The council did not study whether current uses of nanomaterials represent a risk to the public.

"The current plan catalogs nano-risk research across several federal agencies, but it does not present an overarching research strategy needed to gain public acceptance and realize the promise of nanotechnology," said committee chair David Eaton, professor of environmental and occupational health sciences at the University of Washington, in a statement.

Nanotechnology is the control of matter -- generally creating structures or functional devices -- at the molecular or atomic level. The council reported that there already are more than 600 products on the market that use nanomaterials.

In May, some researchers and analysts called on the federal government to fund a study of the potential health risks of carbon nanotubes, which are the building blocks of nanotechnology. The request for funding came just as the University of Edinburgh released a study showing that some forms of nanotubes can cause cancer, much like asbestos does. The study shows that long, thin multiwalled carbon nanotubes, which look like asbestos fibers, actually behave like asbestos and can cause cancer of the lung lining.

"We have very little information about the types of nanotubes used in products," said Andrew Maynard, chief science adviser to the Project on Emerging Nanotechnologies, in a videotaped interview posted on the organization's Web site. "Nanotubes come in many, many different types, different shapes, different sizes and different chemical behaviors.
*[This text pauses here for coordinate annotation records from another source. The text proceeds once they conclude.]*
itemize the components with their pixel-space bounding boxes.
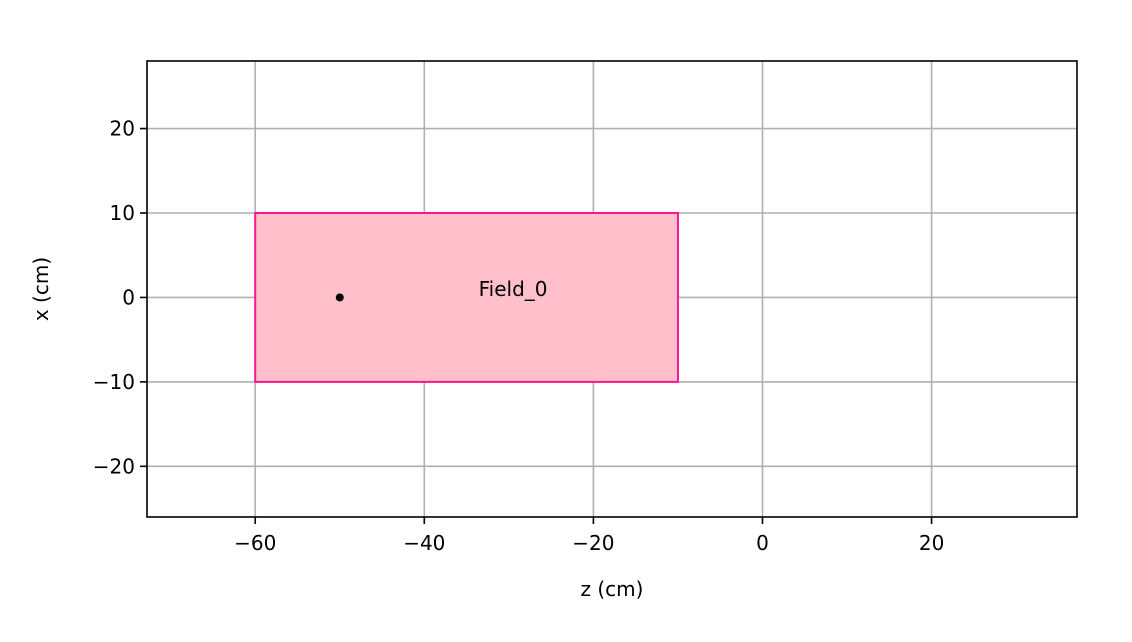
x-tick-label: −40 [403,531,445,555]
field-regions: Field_0 [254,212,679,383]
field-region-rect [254,212,679,383]
x-tick-label: −60 [234,531,276,555]
plot-frame [146,60,1078,518]
y-tick-label: 0 [122,285,135,309]
x-tick-label: −20 [572,531,614,555]
x-tick-label: 20 [919,531,944,555]
data-points [335,293,344,302]
data-point [335,293,344,302]
field-region-label: Field_0 [479,277,548,301]
y-tick-label: 20 [110,117,135,141]
y-tick-label: −10 [93,370,135,394]
x-axis-label: z (cm) [581,577,644,601]
ticks: −60 −40 −20 0 20 −20 −10 0 10 20 [93,117,945,555]
y-axis-label: x (cm) [29,257,53,321]
y-tick-label: −20 [93,454,135,478]
y-tick-label: 10 [110,201,135,225]
x-tick-label: 0 [756,531,769,555]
We don't know if the products on the market contain harmful nanotubes or safe nanotubes, or even if the nanotubes can come out of these products."

As of this spring, the U.S. government was shelling out $1.5 billion a year to study nanotechnology, according to a staffer on the Committee on Science and Technology. Only 4% of that money, however, is earmarked for health and safety research.
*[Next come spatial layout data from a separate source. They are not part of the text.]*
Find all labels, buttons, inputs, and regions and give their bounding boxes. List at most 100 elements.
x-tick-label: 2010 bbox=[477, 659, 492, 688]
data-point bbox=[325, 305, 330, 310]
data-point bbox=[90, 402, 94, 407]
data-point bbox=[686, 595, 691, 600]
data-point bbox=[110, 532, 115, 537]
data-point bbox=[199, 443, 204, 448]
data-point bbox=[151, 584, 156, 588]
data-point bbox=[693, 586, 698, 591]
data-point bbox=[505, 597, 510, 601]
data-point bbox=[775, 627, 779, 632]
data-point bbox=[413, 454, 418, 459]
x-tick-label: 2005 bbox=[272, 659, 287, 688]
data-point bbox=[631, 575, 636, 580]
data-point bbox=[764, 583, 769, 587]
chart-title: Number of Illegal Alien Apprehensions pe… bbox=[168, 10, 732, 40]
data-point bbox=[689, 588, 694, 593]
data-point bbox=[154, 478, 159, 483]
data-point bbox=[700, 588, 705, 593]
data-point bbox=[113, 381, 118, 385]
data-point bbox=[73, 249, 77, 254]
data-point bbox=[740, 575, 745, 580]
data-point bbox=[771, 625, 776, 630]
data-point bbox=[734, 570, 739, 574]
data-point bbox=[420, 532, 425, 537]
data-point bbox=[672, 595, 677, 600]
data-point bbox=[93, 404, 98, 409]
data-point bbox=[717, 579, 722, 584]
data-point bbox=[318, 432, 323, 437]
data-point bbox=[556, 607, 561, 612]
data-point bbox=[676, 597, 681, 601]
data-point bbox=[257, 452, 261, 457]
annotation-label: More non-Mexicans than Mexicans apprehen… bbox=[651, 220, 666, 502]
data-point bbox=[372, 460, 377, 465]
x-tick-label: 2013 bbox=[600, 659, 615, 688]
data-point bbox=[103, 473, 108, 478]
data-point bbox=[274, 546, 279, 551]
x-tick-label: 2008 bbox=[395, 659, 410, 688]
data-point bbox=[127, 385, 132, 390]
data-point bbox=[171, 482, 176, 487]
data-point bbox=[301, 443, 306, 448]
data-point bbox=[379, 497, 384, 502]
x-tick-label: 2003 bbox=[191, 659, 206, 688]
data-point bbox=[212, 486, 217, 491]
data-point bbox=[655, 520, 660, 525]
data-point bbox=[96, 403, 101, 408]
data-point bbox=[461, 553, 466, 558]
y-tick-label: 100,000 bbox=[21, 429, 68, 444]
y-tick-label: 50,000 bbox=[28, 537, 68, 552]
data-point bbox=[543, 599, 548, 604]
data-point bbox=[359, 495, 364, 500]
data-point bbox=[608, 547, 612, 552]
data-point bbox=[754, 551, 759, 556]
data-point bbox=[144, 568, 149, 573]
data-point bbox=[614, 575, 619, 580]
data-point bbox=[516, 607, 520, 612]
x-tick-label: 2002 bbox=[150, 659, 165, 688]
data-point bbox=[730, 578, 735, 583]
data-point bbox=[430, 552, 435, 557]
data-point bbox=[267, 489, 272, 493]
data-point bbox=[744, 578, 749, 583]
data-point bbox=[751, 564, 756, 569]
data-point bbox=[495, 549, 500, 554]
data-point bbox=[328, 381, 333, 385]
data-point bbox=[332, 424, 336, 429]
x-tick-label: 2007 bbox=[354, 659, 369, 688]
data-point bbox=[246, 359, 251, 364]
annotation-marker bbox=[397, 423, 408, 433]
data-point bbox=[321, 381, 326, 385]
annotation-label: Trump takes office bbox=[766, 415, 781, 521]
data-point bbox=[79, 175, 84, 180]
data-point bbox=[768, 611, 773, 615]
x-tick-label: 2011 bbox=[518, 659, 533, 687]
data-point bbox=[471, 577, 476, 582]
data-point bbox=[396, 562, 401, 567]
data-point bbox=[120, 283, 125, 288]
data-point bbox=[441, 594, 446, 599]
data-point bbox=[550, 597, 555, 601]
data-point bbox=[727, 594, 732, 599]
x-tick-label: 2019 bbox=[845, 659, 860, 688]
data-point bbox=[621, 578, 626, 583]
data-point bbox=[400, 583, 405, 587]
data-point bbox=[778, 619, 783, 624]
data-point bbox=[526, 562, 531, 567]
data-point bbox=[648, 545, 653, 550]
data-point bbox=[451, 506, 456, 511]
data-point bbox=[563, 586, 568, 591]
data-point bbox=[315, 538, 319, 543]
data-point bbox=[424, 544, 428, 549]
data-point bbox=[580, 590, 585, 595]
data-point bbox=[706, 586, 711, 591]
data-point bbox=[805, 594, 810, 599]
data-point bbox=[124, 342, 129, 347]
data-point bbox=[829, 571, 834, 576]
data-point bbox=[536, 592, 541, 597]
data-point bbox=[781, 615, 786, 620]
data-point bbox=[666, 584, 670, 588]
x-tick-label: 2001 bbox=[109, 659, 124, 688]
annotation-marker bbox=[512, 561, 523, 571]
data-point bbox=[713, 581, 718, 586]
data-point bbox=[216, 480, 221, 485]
The National Research Council noted in its report, which was released Wednesday, that the country's current research plan, which was developed by the National Nanotechnology Initiative, does not offer a clear picture of what scientists know today about nanotechnology risks. It also doesn't point to where our scientific understanding should be in another 10 years. The council's report also said the government plan should include research goals toward making sure that nanotechnologies are safe and are used as safely as possible.

"Growing use of nanomaterials means that more workers and consumers will be exposed to them, and uncertainties remain about their health and environmental effects; while nanomaterials can yield special benefits, they may also have unexpected and possibly toxic properties," the council noted in its report. "A new national strategic plan is needed that goes beyond federal research to incorporate research from academia, industry, consumer and environmental groups and other stakeholders, the committee concluded."